2011

2011/03/15 Mémoire

Entrevue au Ministère,

15 mars 2011

Le 1er février 2003, répondant enfin à l’attente de millions de femmes, soutenue par des élus de toute sensibilité politique et d’innombrables organisations de professionnels de santé, les pouvoirs publics décidaient de créer le Diplôme d’Etudes Spécialisées de Gynécologie Médicale, spécialité médicale en 4 ans.

Cela faisait 17 ans que la France ne formait plus de gynécologues médicaux avec, comme conséquence, la disparition progressive et inéluctable d’une spécialité qui a valu à notre pays des résultats très intéressants en matière d’espérance de vie des femmes à partir d’un dépistage précoce des cancers féminins, d’une utilisation individualisée des contraceptifs, d’un suivi de qualité.

Grâce à la décision prise en 2003, 61 internes ont, depuis 2007, obtenu leur diplôme. Elles (puisqu’il s’agit en grande majorité de femmes) exercent, en ce moment, à l’hôpital comme chefs de clinique ou assistants de CAC ou CHR, ou, pour certaines, après leur clinicat, en ville.

Une nouvelle chance a donc été offerte pour l’amélioration de la santé des femmes, pour faire reculer le cancer du sein et le cancer du col de l’utérus.

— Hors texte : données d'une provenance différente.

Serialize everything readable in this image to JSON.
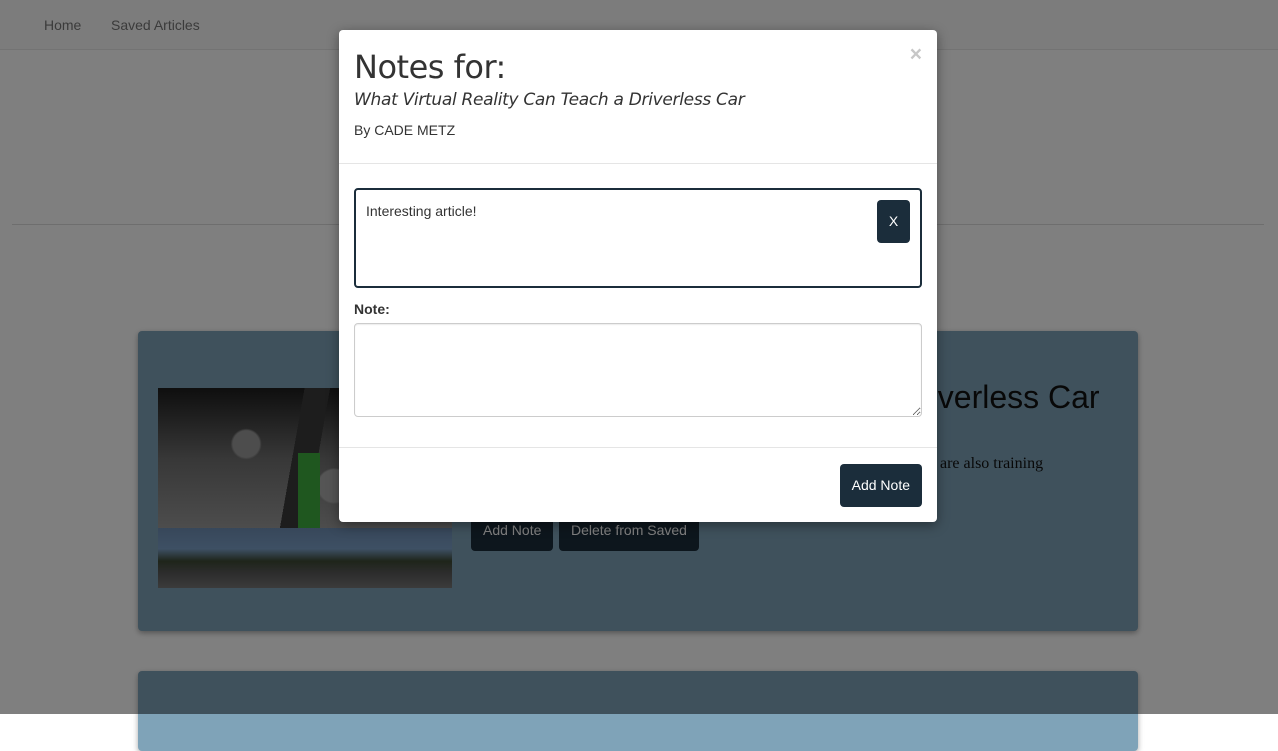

-  A) Mais cette chance est compromise par le trop faible nombre de nominations en gynécologues médicaux au Concours de L’ECN. Lors de la création du diplôme, les pouvoirs publics avaient considéré la proposition de 60 postes par an comme nécessaire et raisonnable, compte tenu des possibilités de stages.

Dans les faits, il y a eu 20 « postes » (nominations/an) pour chacune des 6 premières années de la formation, 27 en 2009, 24/25 en 2010 et 2011.

Ces chiffres ne correspondent ni à ce qui est nécessaire pour que les gynécologues médicaux qui partent en retraite soient remplacé(e)s, ni à ce qui serait possible compte tenu des possibilités de stages (40 immédiatement).

Il faut le dire : en rester à cette situation reviendrait à programmer, sans le dire, l’extinction de la spécialité.

Selon l’Observatoire National de Démographie des Professions de Santé, pour 27,89 millions de femmes en âge de consulter, on compte, au 1er janvier 2009, 2071 médecins qui se déclarent « gynécologues médicaux » dont, depuis 2004, plusieurs centaines de gynécologues obstétriciens (voir plus loin). Contrairement aux idées reçues, 59% exercent en secteur 1.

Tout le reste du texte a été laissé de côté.